The Bad Ideas of the Wisconsin Regents

BY JOHN K. WILSON

Is disrupting a speaker worse than rape? According to the University of Wisconsin Board or Regents policy passed last week, it is. Only one of them gets mandatory penalties. If a student is accused of rape, and even convicted of sexual misconduct twice, there is no requirement for an automatic suspension, as there is for protesters.

Mandatory penalties are generally a bad idea, as the drug war in America showed us. Mandatory penalties used to selectively target one kind of offender are particularly bad. Mandatory penalties imposed by one political party aimed at targeting an enemy ideology are especially bad.

The language is based on a bill passed earlier this year by the Wisconsin House and awaiting consideration in the Senate. Regents President John Robert Behling told the board that passing the policy “a responsiveness to what’s going on in the Capitol, which helps build relationships.” That’s not a ringing endorsement of a principled position. Fawning obedience to state politicians is not exactly a model of leadership. The only no vote came from State public schools Superintendent Tony Evers, who is running for governor against Scott Walker. Evers declared, “This policy will chill and suppress free speech on this campus and all campuses.” Evers is right, and that’s the purpose of the policy.

The policy declares, “Protests and demonstrations that materially and substantially disrupt the rights of others to engage in or listen to expressive activity shall not be permitted and shall be subject to sanction.” Disruption is a term used by the Supreme Court in Tinker to apply to high school classrooms. Trying to translate it to extramural events at colleges is extremely difficult.

Establishing a right to listen without substantial disruption is a potentially vague kind of rule. No one really knows what disruption means, although most colleges prohibit it in general. Applying it to a right to listen only expands that danger. The University of Chicago, which has one of the most repressive rules of this kind, punishes anyone who affects the “enjoyment” of an event. Let’s hope the Wisconsin rules don’t follow a similar path.

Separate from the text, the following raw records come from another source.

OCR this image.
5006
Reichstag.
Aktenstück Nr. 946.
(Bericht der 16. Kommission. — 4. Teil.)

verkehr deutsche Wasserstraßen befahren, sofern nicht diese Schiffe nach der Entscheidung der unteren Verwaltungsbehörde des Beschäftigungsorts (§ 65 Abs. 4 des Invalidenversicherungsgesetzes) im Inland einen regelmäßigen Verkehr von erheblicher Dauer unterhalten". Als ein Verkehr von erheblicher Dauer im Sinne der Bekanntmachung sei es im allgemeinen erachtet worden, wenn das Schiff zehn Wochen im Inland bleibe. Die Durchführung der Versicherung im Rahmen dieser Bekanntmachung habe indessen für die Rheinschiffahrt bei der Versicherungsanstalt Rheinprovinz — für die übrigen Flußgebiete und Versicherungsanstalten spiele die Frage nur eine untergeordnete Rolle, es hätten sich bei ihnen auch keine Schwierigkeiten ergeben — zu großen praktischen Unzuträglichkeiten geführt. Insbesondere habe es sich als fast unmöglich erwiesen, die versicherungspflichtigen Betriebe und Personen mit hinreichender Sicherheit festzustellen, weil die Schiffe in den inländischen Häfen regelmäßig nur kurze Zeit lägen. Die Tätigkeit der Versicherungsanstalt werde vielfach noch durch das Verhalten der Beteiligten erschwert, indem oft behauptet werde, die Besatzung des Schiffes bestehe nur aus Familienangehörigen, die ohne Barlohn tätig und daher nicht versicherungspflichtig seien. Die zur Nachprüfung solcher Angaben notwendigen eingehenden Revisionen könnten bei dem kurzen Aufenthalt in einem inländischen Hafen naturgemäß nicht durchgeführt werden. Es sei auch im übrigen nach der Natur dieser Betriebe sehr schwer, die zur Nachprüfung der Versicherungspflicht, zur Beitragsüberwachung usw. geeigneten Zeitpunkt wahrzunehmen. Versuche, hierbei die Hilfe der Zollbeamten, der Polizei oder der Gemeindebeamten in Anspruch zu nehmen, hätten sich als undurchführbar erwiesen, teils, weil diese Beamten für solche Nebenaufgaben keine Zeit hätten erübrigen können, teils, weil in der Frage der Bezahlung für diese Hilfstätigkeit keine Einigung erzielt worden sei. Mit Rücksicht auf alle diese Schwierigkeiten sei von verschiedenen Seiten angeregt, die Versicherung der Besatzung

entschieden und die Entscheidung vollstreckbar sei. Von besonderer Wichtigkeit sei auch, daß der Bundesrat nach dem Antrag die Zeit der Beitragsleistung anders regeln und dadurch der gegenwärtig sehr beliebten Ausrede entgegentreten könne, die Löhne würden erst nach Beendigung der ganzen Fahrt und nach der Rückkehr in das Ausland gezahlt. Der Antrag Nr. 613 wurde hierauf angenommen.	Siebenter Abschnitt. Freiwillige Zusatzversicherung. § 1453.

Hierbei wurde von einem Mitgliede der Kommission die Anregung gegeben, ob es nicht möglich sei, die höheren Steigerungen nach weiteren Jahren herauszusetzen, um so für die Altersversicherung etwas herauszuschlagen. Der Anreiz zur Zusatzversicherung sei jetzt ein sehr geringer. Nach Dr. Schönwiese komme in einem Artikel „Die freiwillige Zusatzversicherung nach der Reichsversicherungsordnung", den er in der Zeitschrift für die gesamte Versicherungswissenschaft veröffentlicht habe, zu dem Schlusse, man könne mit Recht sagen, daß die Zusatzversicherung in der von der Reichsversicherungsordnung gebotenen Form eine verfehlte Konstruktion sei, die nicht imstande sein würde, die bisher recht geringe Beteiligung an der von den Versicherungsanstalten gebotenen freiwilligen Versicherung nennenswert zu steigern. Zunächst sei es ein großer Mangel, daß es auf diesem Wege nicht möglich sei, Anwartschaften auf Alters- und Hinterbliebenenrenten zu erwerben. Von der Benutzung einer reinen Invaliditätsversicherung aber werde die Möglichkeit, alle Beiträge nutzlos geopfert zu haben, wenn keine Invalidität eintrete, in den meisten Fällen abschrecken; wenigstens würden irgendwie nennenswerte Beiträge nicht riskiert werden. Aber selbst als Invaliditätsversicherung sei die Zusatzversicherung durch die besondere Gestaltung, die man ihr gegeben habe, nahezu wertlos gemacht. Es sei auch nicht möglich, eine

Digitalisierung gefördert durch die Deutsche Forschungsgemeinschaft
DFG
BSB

But the UW Board rules get even worse: “A formal investigation and disciplinary hearing is required the second time a formal complaint alleges a student has engaged in violent or other disorderly misconduct that materially and substantially disrupted the free expression of others. Any student who has twice been found responsible for misconduct that materially and substantially disrupted the free expression of others at any time during the student’s enrollment shall be suspended for a minimum of one semester. Any student who has thrice been found responsible for misconduct that materially and substantially disrupted the free expression of others at any time during the student’s enrollment shall be expelled.”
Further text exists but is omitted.